The countryside we travelled through was quite beautiful, not unlike that one might find in New Zealand’s South Waikato, and we discussed the fact that farmland taken up in the past by English immigrants DownUnder must have seemed so much more familiar than say, that in Australia. Then we remembered that the rolling fertile pastoral country in New Zealand was not immediately recognisable as such to those pioneers, as it was all covered in heavy bush.

We crossed yet another county border, now in Devon, and near Honiton, as Chris pulled out to pass another slow vehicle, we stalled again. We managed to roll into yet another layby, and repeated the same process to get going once more. 

The third time the vehicle stalled, this time just west of Exeter, we were not so lucky as to make our way to a refuge, safe from the streams of traffic. We pulled to the side of the road and fortunately the speeding vehicles were able to swerve around us. This time a warning light came on the dashboard, one which took us a great deal of research and frustration to identify. It seemed to relate to the emissions control within the computerised system. Further reading suggested to me, the non-mechanical Backseat Driver, that the repeated turning of the ignition in attempts to restart the engine was contrary to the recommended emission functioning . We could apparently proceed with caution (if able) providing we consulted the nearest Kia dealer as soon as possible. On we went, nana-ing the engine, crawling across the northern border of the Dartmoor Forest National Park, on to a service centre just east of Okehampton. 

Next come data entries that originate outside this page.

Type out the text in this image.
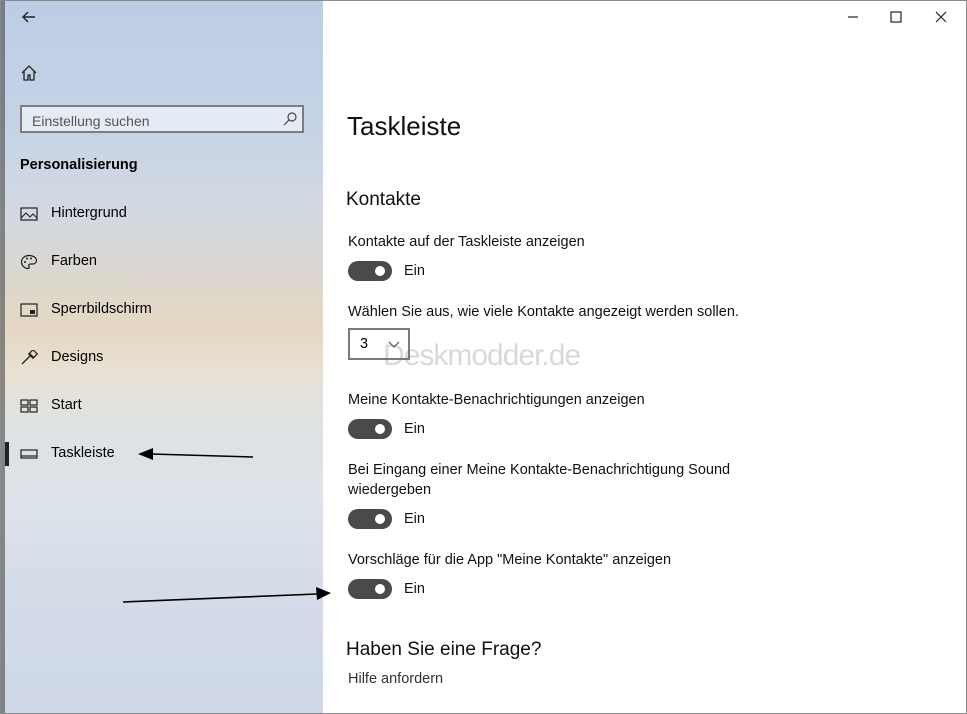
Einstellung suchen
Personalisierung
Hintergrund
Farben
Sperrbildschirm
Designs
Start
Taskleiste
Taskleiste
Kontakte
Kontakte auf der Taskleiste anzeigen
Ein
Wählen Sie aus, wie viele Kontakte angezeigt werden sollen.
3 Deskmodder.de
Meine Kontakte-Benachrichtigungen anzeigen
Ein
Bei Eingang einer Meine Kontakte-Benachrichtigung Sound
wiedergeben
Ein
Vorschläge für die App "Meine Kontakte" anzeigen
Ein
Haben Sie eine Frage?
Hilfe anfordern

There the bowser service attendant gave us the name of a garage some distance up a series of narrow rural lanes, but given that we still had our caravan in tow, we were not keen to pursue this. In fact by now, our destination was just eighteen or so miles south, so we pressed on, fingers and toes crossed, leaving the A30 for the A386, a winding country road despite its “A” appellation, following the River Tavy down, then just before Tavistock, heading east again across the National Park, but only for two and a half miles to reach this Caravan and Camping Club site.

The friendly hosts soon had us sorted, and once set up, I attacked the great piles of dirty washing which had been accumulating for just over two weeks, hence the need to buy more “smalls”. Two loads and relatively fine weather, had the greater part dry, folded and stowed by nightfall. While I was dealing with this, Chris was chasing up a mechanic to consult regarding our woes. Until this is sorted, we cannot really embark upon our planned week of exploration of this part of the country. Alas the nearest Kia dealer is not near at all.